Methods: ARPE-19 cells were pretreated with the compounds under investigation. The chemical oxidant tert-butyl hydroperoxide (t-BOOH) was used to induce oxidative stress. Cell viability was determined using the 3-(4,5-dimethylthiazol-2-yl)-2,5-diphenyltetrazolium bromide (MTT) assay.

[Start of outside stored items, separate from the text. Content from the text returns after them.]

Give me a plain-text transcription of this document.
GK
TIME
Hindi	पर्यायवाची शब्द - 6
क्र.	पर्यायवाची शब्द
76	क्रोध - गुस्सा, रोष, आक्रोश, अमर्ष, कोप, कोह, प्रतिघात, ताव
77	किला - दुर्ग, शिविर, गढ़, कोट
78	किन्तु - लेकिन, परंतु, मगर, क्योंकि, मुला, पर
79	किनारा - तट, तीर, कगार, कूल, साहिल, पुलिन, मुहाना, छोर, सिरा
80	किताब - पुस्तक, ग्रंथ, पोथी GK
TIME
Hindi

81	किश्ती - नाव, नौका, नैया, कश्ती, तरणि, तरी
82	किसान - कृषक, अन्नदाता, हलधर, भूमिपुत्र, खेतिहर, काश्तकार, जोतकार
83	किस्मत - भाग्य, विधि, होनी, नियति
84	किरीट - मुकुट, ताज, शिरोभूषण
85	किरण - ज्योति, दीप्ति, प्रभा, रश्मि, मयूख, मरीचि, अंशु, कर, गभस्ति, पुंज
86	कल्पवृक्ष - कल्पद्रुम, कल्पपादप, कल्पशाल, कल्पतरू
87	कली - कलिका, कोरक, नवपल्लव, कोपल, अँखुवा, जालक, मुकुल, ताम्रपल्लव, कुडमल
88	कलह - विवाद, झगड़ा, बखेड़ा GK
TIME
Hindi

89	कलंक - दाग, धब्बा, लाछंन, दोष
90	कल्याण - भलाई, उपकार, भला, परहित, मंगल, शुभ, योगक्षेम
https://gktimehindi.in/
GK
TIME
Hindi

Results: Exposure to t-BOOH resulted in a dose- and time-dependent reduction in ARPE-19 cell viability. Compared with cells given t-BOOH alone, vitamin E and NAC pretreated cells had significantly improved viability, propofol and betaxolol pretreated cells had no significant difference in viability, and vitamin C and vitamin C phosphate pretreated cells had significantly reduced viability.
Conclusion: Of the compounds studied, only vitamin E and NAC significantly mitigated the effects of oxidative stress on RPE cells. Because of their potential therapeutic value for AMD patients, these and other RPE protective compounds continue to merit further investigation.
Keywords: N-acetyl cysteine; age-related macular degeneration; betaxolol; propofol; vitamin C; vitamin E.